What is the purpose of gap insurance?
Depreciation is protected by gap insurance. When you acquire a car, its value begins to fall. If you loan or lease a vehicle, depreciation creates a difference between what you owe and the value of the vehicle. Let's look at an example with and without gap insurance:
For example, assume you borrow $35,000 to buy a new automobile. You've had it for a few years and have made all of your payments on time. It is now worth $20,000, but you still owe $26,000 on your loan, resulting in a $6,000 difference. If the car is totaled, your insurance company will pay you $26,000 for it (minus your deductible). You would only receive $20,000 if you did not have gap insurance (minus your deductible).

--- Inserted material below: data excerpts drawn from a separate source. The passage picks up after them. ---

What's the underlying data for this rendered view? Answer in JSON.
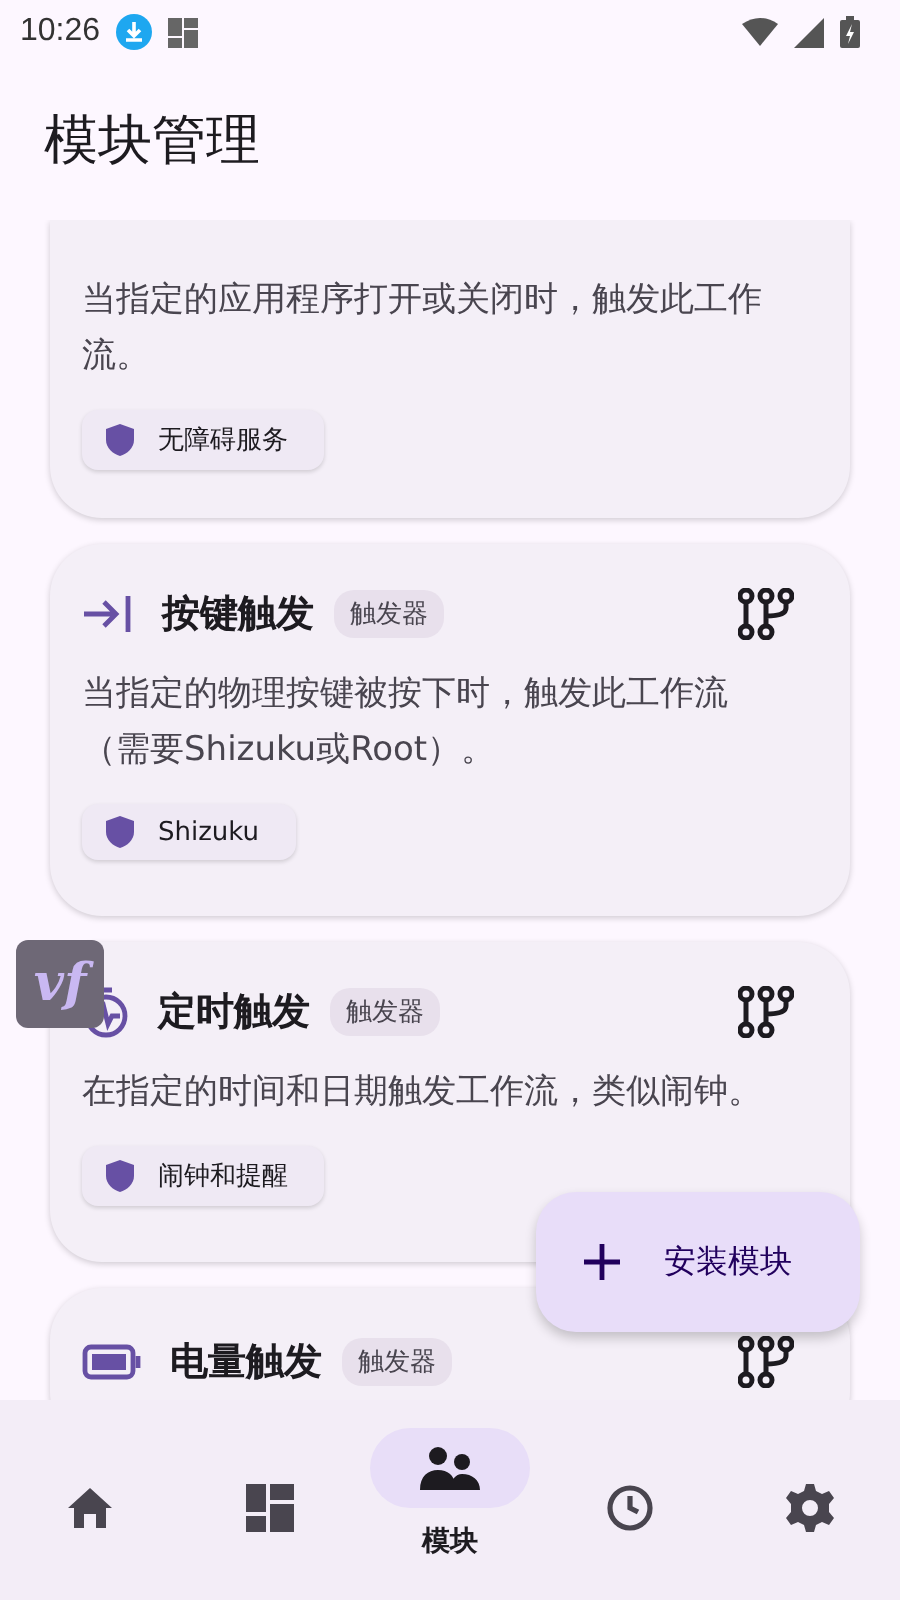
{
  "status_bar": {
    "time": "10:26"
  },
  "title": "模块管理",
  "modules": [
    {
      "kind": "partial",
      "description": "当指定的应用程序打开或关闭时，触发此工作流。",
      "permission": "无障碍服务"
    },
    {
      "kind": "full",
      "title": "按键触发",
      "badge": "触发器",
      "description": "当指定的物理按键被按下时，触发此工作流（需要Shizuku或Root）。",
      "permission": "Shizuku"
    },
    {
      "kind": "full",
      "title": "定时触发",
      "badge": "触发器",
      "description": "在指定的时间和日期触发工作流，类似闹钟。",
      "permission": "闹钟和提醒"
    },
    {
      "kind": "header",
      "title": "电量触发",
      "badge": "触发器"
    }
  ],
  "floating_bubble": {
    "label": "vf"
  },
  "fab": {
    "label": "安装模块"
  },
  "nav": [
    {
      "selected": false
    },
    {
      "selected": false
    },
    {
      "label": "模块",
      "selected": true
    },
    {
      "selected": false
    },
    {
      "selected": false
    }
  ]
}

What exactly does gap insurance cover?
When your car is totaled in an accident, gap insurance kicks in. If your automobile is stolen, this policy will reimburse the vehicle's actual cash value (ACV) less your deductible. Remember that gap insurance does not cover other property or injuries sustained in a collision, nor does it cover engine failure or other repairs.
Is gap insurance required?
Gap insurance is not required by any insurer or state, however it may be needed by some leasing businesses. When purchasing a new automobile, some dealerships may automatically add gap insurance to your loan; however, you have the option to refuse this coverage.
Is it worth getting gap insurance?
Loan/lease payback coverage is a helpful precaution when there is a substantial disparity between the value of your automobile and what you owe on it. Consider purchasing gap coverage in the following situations:
You're renting a car: Gap coverage may be required by lenders on leased cars.
You put down less money on a new car: If you put down less than 20%, you may wind up having negative equity on the car as soon as you drive it away from the dealership.
You have a longer car finance term: The longer your vehicle is financed, the more likely it is that you will owe more on it than it is worth.
You want to protect yourself against depreciation: Some automobiles depreciate faster than others, so understanding the typical depreciation for your vehicle will help you decide if you need gap coverage.
You have a debt that is being rolled over: If you owe more on your loan than your vehicle is worth at the time of renewal, gap insurance can help protect you against negative equity.
How much does gap insurance cost?
The cost of gap coverage varies from one insurance company to the next. Insurance provides loan/lease repayment coverage for an average of $5 per month.
What is the duration of gap insurance?
When you add gap insurance, it is valid for as long as you keep the policy. However, you will not require gap coverage for the full term of the loan. When you owe less than the car's value, you can remove the gap insurance.